Com a certidão de nascimento da criança, a Defensoria Pública já pode, por exemplo, ser acionada para ingressar com as ações de pensão alimentícia e regime de convivência. Para a jurista Maria Berenice Dias, que integrou a comissão de revisão do Código Civil, o que pode provar que o indicado pela mulher não é o pai da criança é o exame de DNA. “Se ele está negando a fazer, está abrindo mão de provar um fato que impede o direito do autor, então simplesmente o registro é feito. Isso dá uma abreviada de anos, eu não vejo outra saída”, afirma, ao lembrar que este é o modelo em vigor em países como Angola, Peru e Chile.

Primeira mulher a ingressar na magistratura do Rio Grande do Sul e vice-presidente nacional do Instituto Brasileiro de Direito de Família (IBDFAM), Maria Berenice diz que a nova regra, além de garantir a crianças e adolescentes o direito à própria identidade ao ter o nome do pai na certidão, ainda vai ajudar a desjudicializar os processos de reconhecimento de paternidade. “É absolutamente desnecessária essa passagem pelo Judiciário. E esta é uma das tônicas da modernidade: enxugar do juiz essas atividades em que ele não tem de decidir nada.”

A expectativa do ministro Salomão é de que a proposta seja analisada no Senado até o fim do ano, para que depois siga para votação na Câmara dos Deputados. “É um projeto que realmente tem de ser debatido, a sociedade tem de ser ouvida pelos seus representantes. Nós já fizemos inúmeras audiências públicas, mas agora o jogo começa para valer no campo do parlamento.”

Para o defensor público Felipe Balduino Romariz, assessor cível da Defensoria Pública Geral, a mudança no Código Civil vai evitar que a mãe precise mover uma ação judicial, tornando o processo mais rápido e acessível. “É uma proposta que busca facilitar a vida de muitas famílias, mas que também precisa ser pensada com cuidado, para garantir que o direito de defesa seja respeitado.
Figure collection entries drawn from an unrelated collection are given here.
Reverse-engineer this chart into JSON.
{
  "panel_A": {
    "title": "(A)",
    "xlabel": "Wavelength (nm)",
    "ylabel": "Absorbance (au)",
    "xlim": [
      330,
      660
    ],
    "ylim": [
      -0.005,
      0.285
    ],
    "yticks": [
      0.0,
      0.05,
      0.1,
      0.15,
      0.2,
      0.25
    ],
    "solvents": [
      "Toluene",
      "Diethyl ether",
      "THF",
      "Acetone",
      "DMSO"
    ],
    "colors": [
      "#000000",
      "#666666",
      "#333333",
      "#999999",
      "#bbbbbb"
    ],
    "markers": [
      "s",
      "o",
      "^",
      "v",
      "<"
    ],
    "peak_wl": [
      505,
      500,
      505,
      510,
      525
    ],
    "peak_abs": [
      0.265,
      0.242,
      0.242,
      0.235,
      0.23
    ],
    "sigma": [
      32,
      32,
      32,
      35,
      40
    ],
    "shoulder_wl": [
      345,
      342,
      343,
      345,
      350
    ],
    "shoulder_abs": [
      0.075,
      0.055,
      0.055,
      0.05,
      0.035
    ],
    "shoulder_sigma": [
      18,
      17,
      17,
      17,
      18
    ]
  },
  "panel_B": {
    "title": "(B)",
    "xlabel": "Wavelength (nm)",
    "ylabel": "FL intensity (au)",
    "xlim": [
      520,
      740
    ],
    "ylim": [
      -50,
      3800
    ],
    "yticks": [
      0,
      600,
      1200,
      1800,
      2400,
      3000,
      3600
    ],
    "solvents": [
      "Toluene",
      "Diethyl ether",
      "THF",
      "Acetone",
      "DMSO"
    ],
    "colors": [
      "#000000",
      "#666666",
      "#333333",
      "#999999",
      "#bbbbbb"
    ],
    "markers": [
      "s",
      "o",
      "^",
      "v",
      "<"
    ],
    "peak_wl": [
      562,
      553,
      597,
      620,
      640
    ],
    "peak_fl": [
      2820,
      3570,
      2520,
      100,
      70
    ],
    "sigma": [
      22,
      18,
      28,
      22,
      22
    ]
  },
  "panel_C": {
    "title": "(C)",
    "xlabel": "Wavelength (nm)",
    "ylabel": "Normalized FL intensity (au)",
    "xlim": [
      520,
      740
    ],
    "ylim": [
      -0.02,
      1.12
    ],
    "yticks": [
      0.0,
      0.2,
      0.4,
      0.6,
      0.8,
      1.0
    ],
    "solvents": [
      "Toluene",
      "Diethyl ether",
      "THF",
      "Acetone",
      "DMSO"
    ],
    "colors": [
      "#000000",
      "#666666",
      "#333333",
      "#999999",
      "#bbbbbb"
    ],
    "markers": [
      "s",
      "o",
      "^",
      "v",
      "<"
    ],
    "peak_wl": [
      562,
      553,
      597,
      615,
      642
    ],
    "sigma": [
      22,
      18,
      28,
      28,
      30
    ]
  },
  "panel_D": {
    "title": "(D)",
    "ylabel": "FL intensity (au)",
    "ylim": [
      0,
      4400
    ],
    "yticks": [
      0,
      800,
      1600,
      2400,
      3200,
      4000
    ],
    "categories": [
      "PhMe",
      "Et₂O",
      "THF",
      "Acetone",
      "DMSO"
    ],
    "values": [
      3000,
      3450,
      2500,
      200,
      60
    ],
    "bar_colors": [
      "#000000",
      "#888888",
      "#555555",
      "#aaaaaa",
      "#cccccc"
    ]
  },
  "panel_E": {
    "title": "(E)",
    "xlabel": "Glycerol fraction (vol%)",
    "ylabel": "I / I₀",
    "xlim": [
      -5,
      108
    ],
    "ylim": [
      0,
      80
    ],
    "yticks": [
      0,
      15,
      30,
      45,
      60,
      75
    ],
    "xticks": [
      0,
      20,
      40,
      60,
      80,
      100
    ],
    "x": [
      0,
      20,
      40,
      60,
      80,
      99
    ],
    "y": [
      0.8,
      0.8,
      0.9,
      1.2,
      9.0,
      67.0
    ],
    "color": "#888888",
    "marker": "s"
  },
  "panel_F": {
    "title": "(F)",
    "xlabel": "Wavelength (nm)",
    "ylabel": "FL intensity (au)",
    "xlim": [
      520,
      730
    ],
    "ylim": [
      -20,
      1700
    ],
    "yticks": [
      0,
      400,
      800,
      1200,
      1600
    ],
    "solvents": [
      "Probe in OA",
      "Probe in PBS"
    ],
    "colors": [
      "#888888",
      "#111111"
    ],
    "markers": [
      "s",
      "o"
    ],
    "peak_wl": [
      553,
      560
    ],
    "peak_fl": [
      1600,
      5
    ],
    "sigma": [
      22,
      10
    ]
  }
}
A Defensoria Pública pode ter um papel importante nisso, orientando as partes e ajudando a garantir que tudo seja feito com observância dos direitos fundamentais dos envolvidos”, afirma.

A Defensoria oferece apoio jurídico às mães em busca do reconhecimento da paternidade de seus filhos. Além disso, promove mutirões nacionais anuais – “Meu pai tem nome”. A iniciativa deste ano em São Paulo será realizada no dia 16 e já possui quase 2 mil inscritos – quatro vezes mais do que o número do ano passado.
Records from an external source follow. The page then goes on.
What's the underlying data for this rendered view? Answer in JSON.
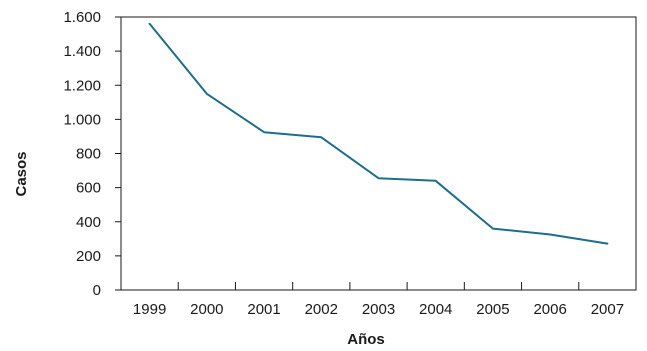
{
  "chart_data": {
    "type": "line",
    "title": "",
    "xlabel": "Años",
    "ylabel": "Casos",
    "categories": [
      "1999",
      "2000",
      "2001",
      "2002",
      "2003",
      "2004",
      "2005",
      "2006",
      "2007"
    ],
    "series": [
      {
        "values": [
          1560,
          1150,
          925,
          895,
          655,
          640,
          360,
          325,
          272
        ]
      }
    ],
    "ylim": [
      0,
      1600
    ],
    "yticks": [
      0,
      200,
      400,
      600,
      800,
      1000,
      1200,
      1400,
      1600
    ],
    "ytick_labels": [
      "0",
      "200",
      "400",
      "600",
      "800",
      "1.000",
      "1.200",
      "1.400",
      "1.600"
    ],
    "grid": false,
    "legend": "none",
    "colors": {
      "line": "#1a6e8e",
      "axis": "#1a1a1a"
    }
  }
}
Felipe Russomanno, sócio da área de Família e Sucessões do Cescon Barrieu, acredita que a mudança será positiva, mas tem ressalvas. Para o advogado, corre-se o risco de haver falsas indicações de paternidade. “Hoje a gente tem luta para a criança ‘ganhar um pai’. Com essa inversão, que primou pela celeridade, a gente tem o risco de ter um caminho inverso, que é a desconstituição com as ações negatórias de paternidade. Talvez o risco seja mais traumático, porque a pessoa ao invés de, ‘ganhar o pai’, ela ‘perde o pai’, se for reconhecido que esse vínculo foi constituído com base numa declaração falsa.”

No entanto, quando for constatado abuso ou má-fé, cabem outras ações judiciais e pedidos de indenização. Salomão considera que este será um cenário atípico e “outros países já adotam muito bem” o mecanismo proposto. As informações são do jornal O Estado de S. Paulo.